Bien plus, "si le Nigeria commence à aspirer les ressources actuelles du Cameroun, il y aura une spéculation qui sera difficile à maîtriser".

Mais lors de la réunion de lundi, le ministre du Commerce Mbarga Atangana a laissé entendre que le Cameroun disposait de " réserves suffisantes pour pouvoir alimenter l'ensemble du marché" national.

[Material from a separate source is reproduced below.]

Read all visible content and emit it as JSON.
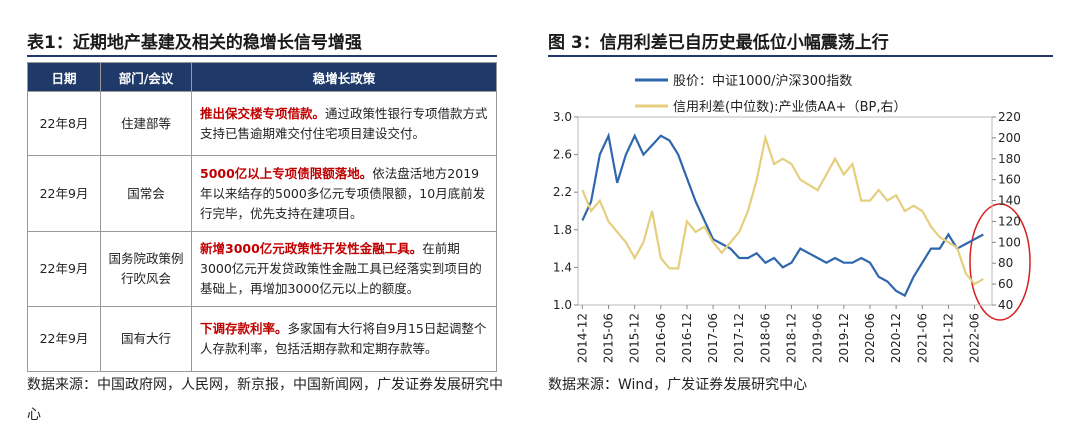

Face à une production locale inférieure à la demande, ce pays d' Afrique centrale est pourtant poussé à se livrer à des importations massives à coups de centaines milliards de francs CFA de produits alimentaires tels que le riz, le blé, le maïs, le sucre, etc.

Dans le même temps toutefois, le Nigeria se ravitaille en vivres frais et secs sur les marchés frontaliers des régions septentrionales camerounaises (Extrême-Nord, Nord et Adamaoua), grand bassin de production agricole doté d'unités de transformation industrielle comme la Société de développement du coton (SODECOTON) et la Société d'expansion et de modernisation de la riziculture de Yagoua (SEMRY).

Les échanges commerciaux entre les deux pays sont davantage informels et la contrebande y tient une place importante. Pour le ministre du Commerce, les ventes promotionnelles annoncées qui sont déjà courantes à Yaoundé, servent à approvisionner les populations des trois régions citées afin d'éviter les pénuries et la spéculation.